I nagle, już po stworzeniu planów nowego zbiornika, wykreowano rzekomą przeszkodę tylko po to, aby spacyfikować inwestycję, wykazując, że zagrozi ona jesiotrowi








przedruk




04.10.2024 15:45

Grochmalski: Niemiecka agentura zagraża bezpieczeństwu Polski. BND próbuje werbować polskich naukowców


Zainstalowanie przez Niemcy ekipy Tuska w Warszawie pozwoliło poważnie powrócić do idei regermanizacji Odry i stopniowego odcinania jej od polskiej gospodarki. 


A wszystko to pod nadzorem niemieckich służb - pisze Piotr Grochmalski w "Gazecie Polskiej".






Ujawnianie kolejnych szczegółów dotyczących bezkarnego penetrowania przez niemieckie służby polskiego państwa pokazuje, w jak dramatycznym momencie znaleźliśmy się jako wspólnota narodowa.


 Jesteśmy na krawędzi dziejowej katastrofy. 


W pełni uzmysławia to orzeczenie Izby Karnej Sądu Najwyższego z 27 września 2024 roku, że przywrócenie ze stanu spoczynku i powołanie Dariusza Barskiego na prokuratora krajowego w 2022 roku miało wiążącą podstawę prawno-ustrojową i było prawnie skuteczne. 

A to oznacza, iż Adam Bodnar i Donald Tusk dopuścili się przestępstwa, obsadzając Jacka Bilewicza w miejsce prokuratora Barskiego. Ekipa 13 grudnia dokonała w rzeczywistości zamachu stanu, siłowo przejmując kluczową instytucję mającą zapewniać bezpieczeństwo państwa i obywateli, w momencie, gdy Rosja prowadzi przeciw Polsce pełnoskalową wojnę hybrydową. 

Bunt bodnarowców przeciwko orzeczeniu Sądu Najwyższego wskazuje, że staliśmy się państwem autorytarnym. Putin podobną sytuację w Rosji osiągnął pod koniec swojej pierwszej kadencji, a więc potrzebował na to cztery razy więcej czasu niż Tusk. A to już musi przerażać. Taka bezkarność Bodnara i Tuska była możliwa dzięki parasolowi ochronnemu Berlina nad procesem niszczenia państwowości polskiej. To wydarzenie, bez precedensu w historii UE, pokazuje odradzanie się niszczycielskich i destrukcyjnych zdolności Niemiec.




Ale nie tylko symbolicznie Polska tonie.
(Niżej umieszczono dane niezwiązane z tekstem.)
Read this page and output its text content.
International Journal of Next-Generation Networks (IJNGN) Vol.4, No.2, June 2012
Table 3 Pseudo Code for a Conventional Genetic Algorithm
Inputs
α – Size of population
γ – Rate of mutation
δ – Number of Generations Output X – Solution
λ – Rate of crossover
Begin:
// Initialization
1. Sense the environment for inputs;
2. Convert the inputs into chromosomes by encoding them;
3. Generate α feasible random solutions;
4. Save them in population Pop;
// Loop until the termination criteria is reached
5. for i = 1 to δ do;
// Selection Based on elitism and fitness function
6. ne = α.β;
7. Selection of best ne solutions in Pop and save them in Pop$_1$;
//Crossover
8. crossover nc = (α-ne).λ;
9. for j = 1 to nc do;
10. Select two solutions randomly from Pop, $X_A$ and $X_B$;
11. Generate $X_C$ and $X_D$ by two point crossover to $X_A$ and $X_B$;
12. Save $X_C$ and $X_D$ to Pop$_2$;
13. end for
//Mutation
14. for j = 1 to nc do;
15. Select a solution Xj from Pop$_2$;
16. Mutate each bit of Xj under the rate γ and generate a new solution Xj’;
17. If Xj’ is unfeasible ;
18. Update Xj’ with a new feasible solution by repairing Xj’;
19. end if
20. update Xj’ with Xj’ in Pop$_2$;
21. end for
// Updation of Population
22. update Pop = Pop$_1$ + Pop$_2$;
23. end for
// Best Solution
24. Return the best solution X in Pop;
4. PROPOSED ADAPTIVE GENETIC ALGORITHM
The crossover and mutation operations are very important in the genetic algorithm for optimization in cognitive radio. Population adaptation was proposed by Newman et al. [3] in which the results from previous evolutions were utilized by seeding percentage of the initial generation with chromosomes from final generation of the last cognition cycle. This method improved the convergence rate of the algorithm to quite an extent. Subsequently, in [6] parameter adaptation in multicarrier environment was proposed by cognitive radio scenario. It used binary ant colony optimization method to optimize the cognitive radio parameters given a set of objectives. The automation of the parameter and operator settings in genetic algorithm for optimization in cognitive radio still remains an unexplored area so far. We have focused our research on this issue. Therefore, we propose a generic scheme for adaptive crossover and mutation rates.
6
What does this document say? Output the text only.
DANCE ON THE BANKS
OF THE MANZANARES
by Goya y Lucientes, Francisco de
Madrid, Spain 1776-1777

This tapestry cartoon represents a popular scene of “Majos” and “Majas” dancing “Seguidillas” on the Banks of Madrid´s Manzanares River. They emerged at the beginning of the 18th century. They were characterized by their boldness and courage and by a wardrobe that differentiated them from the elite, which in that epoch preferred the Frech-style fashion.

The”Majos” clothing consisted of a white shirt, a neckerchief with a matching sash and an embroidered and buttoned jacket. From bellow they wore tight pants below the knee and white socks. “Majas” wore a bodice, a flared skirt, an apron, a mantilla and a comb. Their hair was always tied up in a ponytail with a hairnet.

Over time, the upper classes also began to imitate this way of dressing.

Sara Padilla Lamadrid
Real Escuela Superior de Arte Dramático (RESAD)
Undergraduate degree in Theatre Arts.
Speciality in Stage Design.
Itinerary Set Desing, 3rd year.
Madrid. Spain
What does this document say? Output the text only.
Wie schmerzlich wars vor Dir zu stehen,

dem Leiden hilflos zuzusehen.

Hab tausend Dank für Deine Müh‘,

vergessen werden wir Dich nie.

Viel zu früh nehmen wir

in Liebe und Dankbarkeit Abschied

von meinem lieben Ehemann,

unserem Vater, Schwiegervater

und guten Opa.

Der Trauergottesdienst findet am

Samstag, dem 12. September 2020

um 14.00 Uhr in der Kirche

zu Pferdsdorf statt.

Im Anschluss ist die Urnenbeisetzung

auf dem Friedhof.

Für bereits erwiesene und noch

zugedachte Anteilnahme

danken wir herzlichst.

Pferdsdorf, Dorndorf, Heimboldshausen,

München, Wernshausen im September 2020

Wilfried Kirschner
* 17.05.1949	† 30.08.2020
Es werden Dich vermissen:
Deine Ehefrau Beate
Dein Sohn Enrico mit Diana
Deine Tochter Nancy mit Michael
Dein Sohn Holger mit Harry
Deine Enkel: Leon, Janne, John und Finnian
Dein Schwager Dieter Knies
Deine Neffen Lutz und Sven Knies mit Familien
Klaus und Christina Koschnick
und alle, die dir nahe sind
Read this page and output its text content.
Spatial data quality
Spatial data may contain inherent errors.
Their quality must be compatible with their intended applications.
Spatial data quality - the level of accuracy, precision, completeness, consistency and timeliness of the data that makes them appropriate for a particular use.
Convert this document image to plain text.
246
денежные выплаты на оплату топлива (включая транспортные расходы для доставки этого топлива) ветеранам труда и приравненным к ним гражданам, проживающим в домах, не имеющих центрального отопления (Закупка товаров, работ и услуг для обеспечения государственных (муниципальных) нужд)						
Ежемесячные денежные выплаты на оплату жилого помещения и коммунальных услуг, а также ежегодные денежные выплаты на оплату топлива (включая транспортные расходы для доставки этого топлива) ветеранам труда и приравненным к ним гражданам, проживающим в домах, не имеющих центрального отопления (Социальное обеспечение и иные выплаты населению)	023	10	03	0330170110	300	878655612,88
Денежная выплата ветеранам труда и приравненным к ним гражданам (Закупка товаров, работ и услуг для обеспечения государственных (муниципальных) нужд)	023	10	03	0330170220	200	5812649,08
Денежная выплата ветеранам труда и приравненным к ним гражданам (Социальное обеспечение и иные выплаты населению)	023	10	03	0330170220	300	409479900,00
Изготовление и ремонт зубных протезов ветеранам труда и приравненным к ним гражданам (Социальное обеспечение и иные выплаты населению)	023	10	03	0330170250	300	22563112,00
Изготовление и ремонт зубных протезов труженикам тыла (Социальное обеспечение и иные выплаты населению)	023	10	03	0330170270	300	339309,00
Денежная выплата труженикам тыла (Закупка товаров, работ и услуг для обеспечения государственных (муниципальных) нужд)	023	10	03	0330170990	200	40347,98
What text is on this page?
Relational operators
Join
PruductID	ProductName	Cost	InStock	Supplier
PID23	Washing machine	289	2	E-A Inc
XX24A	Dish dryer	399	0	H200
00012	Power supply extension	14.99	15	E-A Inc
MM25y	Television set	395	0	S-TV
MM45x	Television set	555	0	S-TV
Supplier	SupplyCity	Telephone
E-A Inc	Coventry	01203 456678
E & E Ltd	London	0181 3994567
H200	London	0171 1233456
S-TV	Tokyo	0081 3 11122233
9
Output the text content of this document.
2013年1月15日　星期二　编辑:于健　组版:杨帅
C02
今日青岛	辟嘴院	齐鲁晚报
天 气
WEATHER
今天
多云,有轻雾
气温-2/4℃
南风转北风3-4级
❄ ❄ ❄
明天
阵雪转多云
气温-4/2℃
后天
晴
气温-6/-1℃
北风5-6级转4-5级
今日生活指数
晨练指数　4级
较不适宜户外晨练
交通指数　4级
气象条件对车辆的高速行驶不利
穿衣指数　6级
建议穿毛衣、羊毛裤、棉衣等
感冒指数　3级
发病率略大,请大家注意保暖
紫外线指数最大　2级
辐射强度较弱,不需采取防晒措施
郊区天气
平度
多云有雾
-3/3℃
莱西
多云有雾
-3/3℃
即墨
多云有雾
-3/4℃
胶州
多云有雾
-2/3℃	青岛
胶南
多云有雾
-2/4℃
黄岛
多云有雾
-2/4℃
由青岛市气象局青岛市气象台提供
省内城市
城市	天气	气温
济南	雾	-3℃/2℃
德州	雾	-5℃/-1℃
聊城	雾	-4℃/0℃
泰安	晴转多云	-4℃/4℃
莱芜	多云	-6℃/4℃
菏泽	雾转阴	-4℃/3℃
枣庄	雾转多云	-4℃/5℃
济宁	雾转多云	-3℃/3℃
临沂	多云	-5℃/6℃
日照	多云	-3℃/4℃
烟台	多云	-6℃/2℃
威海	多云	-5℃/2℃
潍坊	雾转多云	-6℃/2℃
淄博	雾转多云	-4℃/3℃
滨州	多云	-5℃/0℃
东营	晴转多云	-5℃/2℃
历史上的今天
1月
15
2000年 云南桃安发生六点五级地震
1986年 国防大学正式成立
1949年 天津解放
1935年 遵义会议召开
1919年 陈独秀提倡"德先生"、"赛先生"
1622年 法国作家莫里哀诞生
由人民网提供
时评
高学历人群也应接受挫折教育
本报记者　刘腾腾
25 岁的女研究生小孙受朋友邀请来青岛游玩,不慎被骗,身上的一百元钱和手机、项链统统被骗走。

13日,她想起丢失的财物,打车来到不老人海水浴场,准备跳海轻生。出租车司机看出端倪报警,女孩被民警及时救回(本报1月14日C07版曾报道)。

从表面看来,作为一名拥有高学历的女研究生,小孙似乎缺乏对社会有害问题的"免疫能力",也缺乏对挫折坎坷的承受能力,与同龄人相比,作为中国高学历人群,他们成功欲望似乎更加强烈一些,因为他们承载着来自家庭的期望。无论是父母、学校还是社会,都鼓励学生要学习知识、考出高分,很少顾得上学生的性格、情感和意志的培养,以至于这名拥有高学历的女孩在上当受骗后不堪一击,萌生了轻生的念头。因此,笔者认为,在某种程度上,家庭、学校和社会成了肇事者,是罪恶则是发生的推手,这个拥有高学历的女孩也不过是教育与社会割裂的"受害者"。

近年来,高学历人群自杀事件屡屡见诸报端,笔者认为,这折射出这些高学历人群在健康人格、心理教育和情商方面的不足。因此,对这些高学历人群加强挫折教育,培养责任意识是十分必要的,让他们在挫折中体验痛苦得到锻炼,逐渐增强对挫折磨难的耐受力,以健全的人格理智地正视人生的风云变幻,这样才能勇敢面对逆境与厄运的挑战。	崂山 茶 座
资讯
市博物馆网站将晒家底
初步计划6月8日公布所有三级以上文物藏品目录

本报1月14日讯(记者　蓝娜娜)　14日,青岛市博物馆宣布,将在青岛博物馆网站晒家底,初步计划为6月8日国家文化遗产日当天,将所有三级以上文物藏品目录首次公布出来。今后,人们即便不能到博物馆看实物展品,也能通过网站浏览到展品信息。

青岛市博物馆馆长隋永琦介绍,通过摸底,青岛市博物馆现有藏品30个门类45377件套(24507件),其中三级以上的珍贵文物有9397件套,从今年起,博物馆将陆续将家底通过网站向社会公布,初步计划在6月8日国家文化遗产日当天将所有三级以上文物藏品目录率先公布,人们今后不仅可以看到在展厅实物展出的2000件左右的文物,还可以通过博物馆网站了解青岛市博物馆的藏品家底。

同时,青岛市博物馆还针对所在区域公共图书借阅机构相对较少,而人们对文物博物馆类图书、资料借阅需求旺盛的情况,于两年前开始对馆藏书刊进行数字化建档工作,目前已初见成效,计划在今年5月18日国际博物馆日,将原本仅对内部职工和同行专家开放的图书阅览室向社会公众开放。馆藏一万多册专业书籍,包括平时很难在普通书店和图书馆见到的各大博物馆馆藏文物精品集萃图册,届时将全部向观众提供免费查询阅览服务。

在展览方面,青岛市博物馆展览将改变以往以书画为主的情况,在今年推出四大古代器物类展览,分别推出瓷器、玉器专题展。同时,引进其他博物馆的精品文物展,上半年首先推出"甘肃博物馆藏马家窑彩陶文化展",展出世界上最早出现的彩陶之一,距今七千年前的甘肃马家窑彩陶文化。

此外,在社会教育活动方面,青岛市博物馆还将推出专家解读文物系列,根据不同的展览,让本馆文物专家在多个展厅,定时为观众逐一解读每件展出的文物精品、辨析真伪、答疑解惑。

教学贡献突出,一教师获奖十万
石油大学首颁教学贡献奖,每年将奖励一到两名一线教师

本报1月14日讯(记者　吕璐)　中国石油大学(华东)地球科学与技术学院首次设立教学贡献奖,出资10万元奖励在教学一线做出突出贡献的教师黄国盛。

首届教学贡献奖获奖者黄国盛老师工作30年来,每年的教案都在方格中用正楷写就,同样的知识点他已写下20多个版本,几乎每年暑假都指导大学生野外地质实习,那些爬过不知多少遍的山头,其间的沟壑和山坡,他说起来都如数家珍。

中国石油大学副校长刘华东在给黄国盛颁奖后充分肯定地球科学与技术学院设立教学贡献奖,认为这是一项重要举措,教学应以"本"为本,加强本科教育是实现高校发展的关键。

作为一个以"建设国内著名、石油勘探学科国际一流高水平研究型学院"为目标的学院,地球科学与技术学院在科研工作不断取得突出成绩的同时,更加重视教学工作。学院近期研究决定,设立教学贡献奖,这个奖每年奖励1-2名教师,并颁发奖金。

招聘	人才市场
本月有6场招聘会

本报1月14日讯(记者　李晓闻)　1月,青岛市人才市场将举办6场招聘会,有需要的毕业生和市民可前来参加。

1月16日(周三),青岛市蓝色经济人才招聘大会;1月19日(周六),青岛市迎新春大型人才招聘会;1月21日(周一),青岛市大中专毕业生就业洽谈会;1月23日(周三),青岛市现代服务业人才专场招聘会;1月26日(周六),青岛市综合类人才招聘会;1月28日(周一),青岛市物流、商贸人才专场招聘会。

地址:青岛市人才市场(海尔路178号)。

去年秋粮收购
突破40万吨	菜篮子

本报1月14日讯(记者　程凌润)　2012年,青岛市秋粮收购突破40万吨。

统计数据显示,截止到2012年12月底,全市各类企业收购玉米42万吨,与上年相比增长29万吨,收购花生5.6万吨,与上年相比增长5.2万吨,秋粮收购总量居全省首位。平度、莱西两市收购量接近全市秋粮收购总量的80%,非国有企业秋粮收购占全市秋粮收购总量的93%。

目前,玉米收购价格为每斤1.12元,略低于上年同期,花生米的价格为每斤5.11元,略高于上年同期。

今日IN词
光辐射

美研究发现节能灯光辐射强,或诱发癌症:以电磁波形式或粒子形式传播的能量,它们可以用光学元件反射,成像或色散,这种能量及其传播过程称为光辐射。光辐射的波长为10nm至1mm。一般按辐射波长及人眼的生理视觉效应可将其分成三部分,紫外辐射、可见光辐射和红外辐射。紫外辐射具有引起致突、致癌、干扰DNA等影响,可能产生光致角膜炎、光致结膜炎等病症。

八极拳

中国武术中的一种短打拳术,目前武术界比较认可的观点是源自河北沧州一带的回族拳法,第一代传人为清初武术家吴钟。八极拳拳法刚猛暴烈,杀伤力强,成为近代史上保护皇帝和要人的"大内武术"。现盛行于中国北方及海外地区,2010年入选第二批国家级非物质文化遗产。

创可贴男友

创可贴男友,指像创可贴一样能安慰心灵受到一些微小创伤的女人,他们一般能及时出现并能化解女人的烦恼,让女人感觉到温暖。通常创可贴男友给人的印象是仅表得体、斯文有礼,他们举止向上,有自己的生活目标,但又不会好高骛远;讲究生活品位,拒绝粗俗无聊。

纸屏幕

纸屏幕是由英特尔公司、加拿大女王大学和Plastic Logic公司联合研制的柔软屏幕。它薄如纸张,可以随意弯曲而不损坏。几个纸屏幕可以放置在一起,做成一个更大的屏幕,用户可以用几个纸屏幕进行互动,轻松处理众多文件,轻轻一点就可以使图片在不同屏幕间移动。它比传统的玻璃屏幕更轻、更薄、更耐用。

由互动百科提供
Mimo upływających dni od apogeum gigantycznej powodzi nadal nie mamy wiarygodnych danych dotyczących liczby ofiar tej ogromnej katastrofy. To szokuje, bo im bardziej ekipa 13 grudnia przekonuje o siedmiu, a następnie dziewięciu zabitych, tym bardziej narasta w lokalnych samorządach przekonanie, że jest to liczba znacznie zaniżona. 

Skandaliczne zachowanie Tuska w pierwszych, kluczowych dniach poprzedzających powódź przypomina postawę Putina w sprawie zatonięcia okrętu atomowego „Kursk”. Ale w efekcie kataklizmu opinią publiczną wstrząsnęła informacja ujawniona przez hydrologa, dr. Grzegorza Chociana, że niemieckie służby werbują działaczy ekologicznych w Polsce, aby blokować inwestycje przeciwpowodziowe. 


19 września, w czwartek, w Parlamencie Europejskim Dominik Tarczyński, europoseł PiS, szeroko ujawnił te szokujące fakty. Jak stwierdził:

„To, co dzieje się teraz w mojej ojczyźnie, w Polsce, to ogromna tragedia. Te ogromne zalewy, potopy wręcz, (…) wielkie powodzie. Mają miejsce między innymi dlatego, że szaleństwo ekoterroryzmu zostało dopuszczone do głosu. Lewactwo, które popierało organizacje ekoterrorystyczne, bo tak trzeba je nazwać, organizacje, które przeciwstawiały się budowie infrastruktury antypowodziowej, przeciwpowodziowej, to są ludzie odpowiedzialni za to, co dzieje się teraz w Polsce i w tej części Europy. Nikt nie mówi o tym, o czym usłyszeliśmy wczoraj. Niemiecki wywiad próbował zwerbować jednego z ekologów, z działaczy ekologicznych, aby protestował przeciwko inwestycjom w Polsce. To jest wojna wywiadów, a ekoterroryzm jest wykorzystywany przeciwko rozwojowi takich państw jak Polska”.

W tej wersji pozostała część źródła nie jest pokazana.